The rims of her iris, a dark green. The middle of the iris, a light hew of brown.

The area around the pupil, speckled a golden green.

The eyes were never happy.

Always wide, and afraid.

She had to find her.


"Good. Now raise your hand."

She did.

"Flex your fingers."

She did.

"Exhale slowly through your nose and allow the currents to flow through your fingers."

She did. And it hurt.

"Silence, child! I'm not in the mood for your sniveling today."

Silence... barring the crackling of the rod touching her skin.

"Good... Now try again."

This time it hurt even more.

"Damn it!"

Smack!

"I haven't gone this far to have you be so weak!"

Smack!

"You've been exposed as much as I dare, and you're still-"

Smack!

"Too-!"

Smack!

"Weak!"

Crack! She cried out as instead of a hand striking her, the rod that was on her extended arm struck her temple.

And stayed there.

She felt the two sharp prongs on the end digging further into her temple, and she let out a scream.

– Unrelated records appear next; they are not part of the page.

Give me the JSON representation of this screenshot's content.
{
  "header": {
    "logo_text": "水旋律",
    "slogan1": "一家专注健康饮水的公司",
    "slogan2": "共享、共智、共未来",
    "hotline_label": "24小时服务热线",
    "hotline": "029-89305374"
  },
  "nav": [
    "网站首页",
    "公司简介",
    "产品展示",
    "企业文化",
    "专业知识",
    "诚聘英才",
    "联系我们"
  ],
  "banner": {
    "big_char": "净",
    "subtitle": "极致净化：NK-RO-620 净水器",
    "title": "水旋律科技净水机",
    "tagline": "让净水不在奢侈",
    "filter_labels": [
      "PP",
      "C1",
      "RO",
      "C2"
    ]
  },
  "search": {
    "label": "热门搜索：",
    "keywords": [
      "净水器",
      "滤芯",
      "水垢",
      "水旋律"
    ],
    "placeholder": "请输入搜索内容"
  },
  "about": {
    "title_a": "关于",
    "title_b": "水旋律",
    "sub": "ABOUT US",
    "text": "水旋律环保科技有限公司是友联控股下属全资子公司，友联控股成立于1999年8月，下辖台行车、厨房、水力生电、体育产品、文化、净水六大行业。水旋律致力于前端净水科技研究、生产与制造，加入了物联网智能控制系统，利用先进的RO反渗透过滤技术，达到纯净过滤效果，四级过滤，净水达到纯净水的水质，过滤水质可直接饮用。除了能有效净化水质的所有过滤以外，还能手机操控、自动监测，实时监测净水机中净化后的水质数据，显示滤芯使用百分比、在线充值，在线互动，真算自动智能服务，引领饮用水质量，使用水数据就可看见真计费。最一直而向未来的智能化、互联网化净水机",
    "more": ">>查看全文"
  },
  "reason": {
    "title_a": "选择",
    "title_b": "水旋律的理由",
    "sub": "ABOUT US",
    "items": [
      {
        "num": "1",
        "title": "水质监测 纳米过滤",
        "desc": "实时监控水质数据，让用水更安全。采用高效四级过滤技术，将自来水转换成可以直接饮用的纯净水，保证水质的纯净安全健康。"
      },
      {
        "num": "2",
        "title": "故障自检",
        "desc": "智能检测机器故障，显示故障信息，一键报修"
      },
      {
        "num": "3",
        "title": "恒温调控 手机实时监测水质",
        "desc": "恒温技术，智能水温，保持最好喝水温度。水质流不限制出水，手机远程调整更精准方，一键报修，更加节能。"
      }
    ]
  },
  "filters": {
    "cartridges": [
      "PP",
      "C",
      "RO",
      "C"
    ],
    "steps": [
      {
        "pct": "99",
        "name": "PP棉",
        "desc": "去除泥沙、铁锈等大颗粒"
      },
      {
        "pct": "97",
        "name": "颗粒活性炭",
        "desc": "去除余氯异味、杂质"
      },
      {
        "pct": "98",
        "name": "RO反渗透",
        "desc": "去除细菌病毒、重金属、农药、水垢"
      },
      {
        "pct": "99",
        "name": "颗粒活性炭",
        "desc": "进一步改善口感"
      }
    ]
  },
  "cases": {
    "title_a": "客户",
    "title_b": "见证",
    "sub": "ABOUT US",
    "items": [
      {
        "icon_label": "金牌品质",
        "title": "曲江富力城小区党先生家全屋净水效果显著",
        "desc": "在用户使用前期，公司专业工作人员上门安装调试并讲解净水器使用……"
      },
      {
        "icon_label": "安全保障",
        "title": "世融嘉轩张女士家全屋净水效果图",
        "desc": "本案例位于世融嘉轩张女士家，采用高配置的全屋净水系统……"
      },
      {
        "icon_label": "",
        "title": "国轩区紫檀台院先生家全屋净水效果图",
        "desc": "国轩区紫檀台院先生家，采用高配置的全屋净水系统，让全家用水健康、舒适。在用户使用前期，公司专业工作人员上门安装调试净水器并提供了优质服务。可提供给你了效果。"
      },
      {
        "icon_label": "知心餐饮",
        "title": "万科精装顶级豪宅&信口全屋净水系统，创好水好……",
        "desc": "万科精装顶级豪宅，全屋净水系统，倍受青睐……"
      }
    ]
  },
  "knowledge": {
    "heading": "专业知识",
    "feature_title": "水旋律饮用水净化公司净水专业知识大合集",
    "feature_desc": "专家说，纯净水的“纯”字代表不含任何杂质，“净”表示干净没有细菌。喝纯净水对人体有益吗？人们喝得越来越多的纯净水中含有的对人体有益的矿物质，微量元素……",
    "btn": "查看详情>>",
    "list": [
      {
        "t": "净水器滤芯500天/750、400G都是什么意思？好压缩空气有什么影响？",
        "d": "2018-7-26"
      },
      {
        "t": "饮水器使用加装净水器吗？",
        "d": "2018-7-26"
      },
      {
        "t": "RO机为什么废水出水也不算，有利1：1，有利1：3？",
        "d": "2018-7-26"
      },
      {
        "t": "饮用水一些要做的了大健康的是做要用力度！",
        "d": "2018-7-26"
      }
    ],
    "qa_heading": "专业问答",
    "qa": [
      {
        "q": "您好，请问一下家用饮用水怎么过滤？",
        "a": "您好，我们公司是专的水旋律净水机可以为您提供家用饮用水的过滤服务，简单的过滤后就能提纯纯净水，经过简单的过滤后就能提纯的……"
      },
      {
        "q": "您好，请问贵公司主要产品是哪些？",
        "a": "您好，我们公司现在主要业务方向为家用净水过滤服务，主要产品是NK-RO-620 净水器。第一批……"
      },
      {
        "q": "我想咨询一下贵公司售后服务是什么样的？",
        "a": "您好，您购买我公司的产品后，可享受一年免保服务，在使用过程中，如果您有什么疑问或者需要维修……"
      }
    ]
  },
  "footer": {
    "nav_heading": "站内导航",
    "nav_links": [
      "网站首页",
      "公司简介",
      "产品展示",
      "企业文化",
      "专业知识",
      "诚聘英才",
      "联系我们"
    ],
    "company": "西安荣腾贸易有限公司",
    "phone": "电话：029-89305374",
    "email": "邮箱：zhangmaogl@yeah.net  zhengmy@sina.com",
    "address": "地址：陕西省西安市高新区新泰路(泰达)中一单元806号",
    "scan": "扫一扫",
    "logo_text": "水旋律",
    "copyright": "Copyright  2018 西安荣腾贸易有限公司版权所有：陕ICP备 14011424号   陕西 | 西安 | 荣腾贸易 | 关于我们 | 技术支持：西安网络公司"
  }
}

Her scream increased in volume the longer it stayed on her head, reaching an almost inhuman decibel, the man in front of her taking no notice of his glasses and various glass items around them shattering.

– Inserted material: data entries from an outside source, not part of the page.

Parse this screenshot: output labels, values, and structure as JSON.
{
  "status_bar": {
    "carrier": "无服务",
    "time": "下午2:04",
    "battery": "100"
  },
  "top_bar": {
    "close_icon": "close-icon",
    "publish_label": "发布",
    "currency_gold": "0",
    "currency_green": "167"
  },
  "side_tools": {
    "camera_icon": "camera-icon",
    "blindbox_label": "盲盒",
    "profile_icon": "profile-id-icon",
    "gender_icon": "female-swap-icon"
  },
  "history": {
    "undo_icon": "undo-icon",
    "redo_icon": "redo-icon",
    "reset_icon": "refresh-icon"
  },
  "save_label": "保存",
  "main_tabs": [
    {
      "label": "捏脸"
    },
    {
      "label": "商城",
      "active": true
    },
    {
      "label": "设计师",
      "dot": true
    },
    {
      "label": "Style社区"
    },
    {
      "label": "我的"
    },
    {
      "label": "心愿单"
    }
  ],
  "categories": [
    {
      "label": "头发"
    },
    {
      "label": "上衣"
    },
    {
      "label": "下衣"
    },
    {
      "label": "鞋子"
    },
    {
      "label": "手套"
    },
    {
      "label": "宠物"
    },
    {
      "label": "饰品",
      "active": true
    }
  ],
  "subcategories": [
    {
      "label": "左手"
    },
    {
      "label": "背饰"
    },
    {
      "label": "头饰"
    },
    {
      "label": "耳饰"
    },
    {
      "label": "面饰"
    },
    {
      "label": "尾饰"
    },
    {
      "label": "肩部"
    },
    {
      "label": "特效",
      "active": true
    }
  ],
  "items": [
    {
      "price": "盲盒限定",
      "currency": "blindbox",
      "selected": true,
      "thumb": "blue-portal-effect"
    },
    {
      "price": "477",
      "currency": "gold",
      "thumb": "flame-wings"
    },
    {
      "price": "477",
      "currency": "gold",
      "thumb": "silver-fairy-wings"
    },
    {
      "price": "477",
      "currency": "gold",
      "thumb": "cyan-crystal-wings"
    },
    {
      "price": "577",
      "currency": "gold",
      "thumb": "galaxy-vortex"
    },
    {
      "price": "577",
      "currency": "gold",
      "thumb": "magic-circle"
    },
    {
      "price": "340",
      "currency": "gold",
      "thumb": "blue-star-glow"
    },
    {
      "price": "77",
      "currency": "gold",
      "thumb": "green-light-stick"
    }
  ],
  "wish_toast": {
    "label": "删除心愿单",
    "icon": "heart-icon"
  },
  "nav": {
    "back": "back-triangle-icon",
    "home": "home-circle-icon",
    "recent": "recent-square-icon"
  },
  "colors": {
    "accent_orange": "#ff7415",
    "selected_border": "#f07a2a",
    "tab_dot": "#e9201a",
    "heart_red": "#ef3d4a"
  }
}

Any one else would have died by now, she was sure, but instead of dying, instead of returning to the pitch black of unconsciousness, she felt something snap like a dry twig inside of her.

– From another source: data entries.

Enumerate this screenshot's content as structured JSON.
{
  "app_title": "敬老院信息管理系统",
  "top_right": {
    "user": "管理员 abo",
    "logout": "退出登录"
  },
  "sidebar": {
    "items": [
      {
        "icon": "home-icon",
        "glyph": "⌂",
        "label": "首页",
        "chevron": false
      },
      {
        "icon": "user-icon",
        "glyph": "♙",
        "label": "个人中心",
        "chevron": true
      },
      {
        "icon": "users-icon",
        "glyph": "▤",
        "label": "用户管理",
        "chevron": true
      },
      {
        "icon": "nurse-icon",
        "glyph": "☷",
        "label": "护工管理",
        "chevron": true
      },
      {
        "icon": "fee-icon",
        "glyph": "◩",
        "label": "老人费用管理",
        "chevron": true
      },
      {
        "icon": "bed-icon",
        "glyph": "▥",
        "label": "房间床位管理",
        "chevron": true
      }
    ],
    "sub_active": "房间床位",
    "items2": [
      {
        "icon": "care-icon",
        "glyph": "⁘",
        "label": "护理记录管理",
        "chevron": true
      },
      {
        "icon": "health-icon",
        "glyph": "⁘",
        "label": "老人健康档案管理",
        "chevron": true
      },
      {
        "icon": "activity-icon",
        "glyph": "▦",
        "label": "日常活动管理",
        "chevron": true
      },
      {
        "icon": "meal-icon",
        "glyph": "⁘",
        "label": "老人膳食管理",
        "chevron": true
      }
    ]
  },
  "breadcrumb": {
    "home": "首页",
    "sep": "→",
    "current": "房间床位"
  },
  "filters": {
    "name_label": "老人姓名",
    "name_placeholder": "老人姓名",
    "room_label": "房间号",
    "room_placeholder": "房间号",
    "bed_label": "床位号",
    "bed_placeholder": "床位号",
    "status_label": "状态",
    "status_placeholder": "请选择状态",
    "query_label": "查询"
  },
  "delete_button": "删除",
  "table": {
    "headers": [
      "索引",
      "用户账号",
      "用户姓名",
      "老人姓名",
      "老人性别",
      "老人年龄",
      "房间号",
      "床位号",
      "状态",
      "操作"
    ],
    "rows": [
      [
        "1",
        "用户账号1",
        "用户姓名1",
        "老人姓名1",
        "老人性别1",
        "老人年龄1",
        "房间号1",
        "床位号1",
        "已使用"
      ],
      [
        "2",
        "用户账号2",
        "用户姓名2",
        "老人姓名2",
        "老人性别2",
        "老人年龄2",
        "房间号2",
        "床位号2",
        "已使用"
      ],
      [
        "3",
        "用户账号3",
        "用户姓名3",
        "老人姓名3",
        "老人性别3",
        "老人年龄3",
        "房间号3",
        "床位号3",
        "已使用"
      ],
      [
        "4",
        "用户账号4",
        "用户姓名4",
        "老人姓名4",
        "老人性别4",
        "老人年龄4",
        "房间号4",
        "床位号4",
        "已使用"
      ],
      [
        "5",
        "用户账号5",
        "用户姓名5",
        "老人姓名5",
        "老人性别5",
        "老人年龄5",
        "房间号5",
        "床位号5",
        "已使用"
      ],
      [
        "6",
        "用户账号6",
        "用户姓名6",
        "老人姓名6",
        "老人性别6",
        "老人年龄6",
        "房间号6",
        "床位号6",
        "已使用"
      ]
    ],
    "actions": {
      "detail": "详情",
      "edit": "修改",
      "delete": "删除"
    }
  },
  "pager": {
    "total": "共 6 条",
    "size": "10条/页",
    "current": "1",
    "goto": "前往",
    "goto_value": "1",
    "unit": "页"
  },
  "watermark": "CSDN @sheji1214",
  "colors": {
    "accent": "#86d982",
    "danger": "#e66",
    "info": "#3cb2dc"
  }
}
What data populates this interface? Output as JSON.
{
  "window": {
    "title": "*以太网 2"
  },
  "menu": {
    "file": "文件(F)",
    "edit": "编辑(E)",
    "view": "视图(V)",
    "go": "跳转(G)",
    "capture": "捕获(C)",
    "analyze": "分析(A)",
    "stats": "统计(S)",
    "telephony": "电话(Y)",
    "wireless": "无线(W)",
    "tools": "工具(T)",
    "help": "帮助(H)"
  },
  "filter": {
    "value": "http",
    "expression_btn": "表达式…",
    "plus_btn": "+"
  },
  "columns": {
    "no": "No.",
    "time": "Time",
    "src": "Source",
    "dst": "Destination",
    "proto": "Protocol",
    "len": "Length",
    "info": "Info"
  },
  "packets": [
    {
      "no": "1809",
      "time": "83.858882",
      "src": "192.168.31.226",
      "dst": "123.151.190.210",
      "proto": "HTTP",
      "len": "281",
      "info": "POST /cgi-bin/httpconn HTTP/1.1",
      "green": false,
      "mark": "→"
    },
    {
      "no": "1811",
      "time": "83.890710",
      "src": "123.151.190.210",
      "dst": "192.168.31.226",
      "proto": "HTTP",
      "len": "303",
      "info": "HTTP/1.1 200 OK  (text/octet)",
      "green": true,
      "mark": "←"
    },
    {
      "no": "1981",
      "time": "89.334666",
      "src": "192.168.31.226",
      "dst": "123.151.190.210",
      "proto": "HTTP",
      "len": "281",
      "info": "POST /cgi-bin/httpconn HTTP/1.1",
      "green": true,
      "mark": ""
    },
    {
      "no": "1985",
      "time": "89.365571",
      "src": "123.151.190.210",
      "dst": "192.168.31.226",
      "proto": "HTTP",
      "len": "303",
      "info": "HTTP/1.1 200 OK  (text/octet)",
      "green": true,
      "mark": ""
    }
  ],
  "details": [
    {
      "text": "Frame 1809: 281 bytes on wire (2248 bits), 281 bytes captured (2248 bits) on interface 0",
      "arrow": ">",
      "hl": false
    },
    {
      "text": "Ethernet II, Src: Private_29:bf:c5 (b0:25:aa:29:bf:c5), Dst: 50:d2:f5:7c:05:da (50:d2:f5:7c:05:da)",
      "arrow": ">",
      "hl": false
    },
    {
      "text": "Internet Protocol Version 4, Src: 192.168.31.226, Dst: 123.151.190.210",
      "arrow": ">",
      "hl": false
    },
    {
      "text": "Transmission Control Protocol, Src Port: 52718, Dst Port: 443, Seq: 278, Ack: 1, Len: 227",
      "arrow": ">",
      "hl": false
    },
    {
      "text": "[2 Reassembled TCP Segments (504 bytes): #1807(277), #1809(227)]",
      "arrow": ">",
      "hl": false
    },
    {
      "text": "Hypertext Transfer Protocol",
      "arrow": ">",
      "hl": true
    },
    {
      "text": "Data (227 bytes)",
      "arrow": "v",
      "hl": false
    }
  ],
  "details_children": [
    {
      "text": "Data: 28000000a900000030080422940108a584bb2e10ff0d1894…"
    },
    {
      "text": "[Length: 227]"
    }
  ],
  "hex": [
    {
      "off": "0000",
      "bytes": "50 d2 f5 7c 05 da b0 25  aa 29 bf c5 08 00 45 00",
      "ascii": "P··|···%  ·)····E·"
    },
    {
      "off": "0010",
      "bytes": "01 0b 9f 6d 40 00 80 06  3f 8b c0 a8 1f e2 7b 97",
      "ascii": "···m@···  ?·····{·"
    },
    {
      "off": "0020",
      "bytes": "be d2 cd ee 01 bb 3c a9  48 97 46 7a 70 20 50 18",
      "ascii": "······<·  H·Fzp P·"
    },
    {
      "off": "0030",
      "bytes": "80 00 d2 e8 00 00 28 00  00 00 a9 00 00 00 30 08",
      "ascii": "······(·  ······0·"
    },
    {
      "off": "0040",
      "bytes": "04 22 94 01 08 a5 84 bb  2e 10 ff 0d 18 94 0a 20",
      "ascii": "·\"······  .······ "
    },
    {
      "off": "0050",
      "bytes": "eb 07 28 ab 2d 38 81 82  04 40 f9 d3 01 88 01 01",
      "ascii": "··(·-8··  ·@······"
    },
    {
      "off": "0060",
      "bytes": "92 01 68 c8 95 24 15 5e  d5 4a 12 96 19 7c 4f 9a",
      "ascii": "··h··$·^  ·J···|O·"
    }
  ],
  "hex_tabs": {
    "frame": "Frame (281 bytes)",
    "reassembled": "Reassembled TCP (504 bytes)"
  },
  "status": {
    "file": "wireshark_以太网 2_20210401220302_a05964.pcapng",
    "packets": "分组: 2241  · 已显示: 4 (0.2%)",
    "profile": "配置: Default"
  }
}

Instead of passing out, like she had in previous successful sessions, her scream changed somehow in pitch from pain to alarm as the current of electricity wasn't hurting anymore.

It felt... good.

Not like someone scratching your back soothingly, or an embrace, but an uncomfortable... good.

The feeling baffled her, as she felt it grow, panicking as an iridescent golden yellow haze blocked out her sight.

She couldn't hear her own scream anymore.

She was sure the man's growl had become a scream before her vision had blurred out, but she couldn't hear him anymore either.

Nothing made any sense around her, and the odd mixture of good and uncomfortable faded.

It was painful again.

Really painful.

And then it abruptly stopped.

The stark whiteness of the lab, though... was black. Charred were the surfaces that were once a stark white. The tables that were closest to where she was laid were smoking piles of twisted, scorched metal.

She was gasping for breath, throat raw from her scream. She was limply hanging forward from her place underneath the unbreakable metal bonds that held her slight frame against the vertically inclined examination table.

She no longer saw the man.

She vaguely wondered where he went.

Suddenly there was a click and and flare of a microphone over the remnants of the speaker above the far door.

"Well done," an impressed voice practically crooned. It sounded farther off when it continued. "Make preparations to move her to my facility. And clean up Dr. Fores."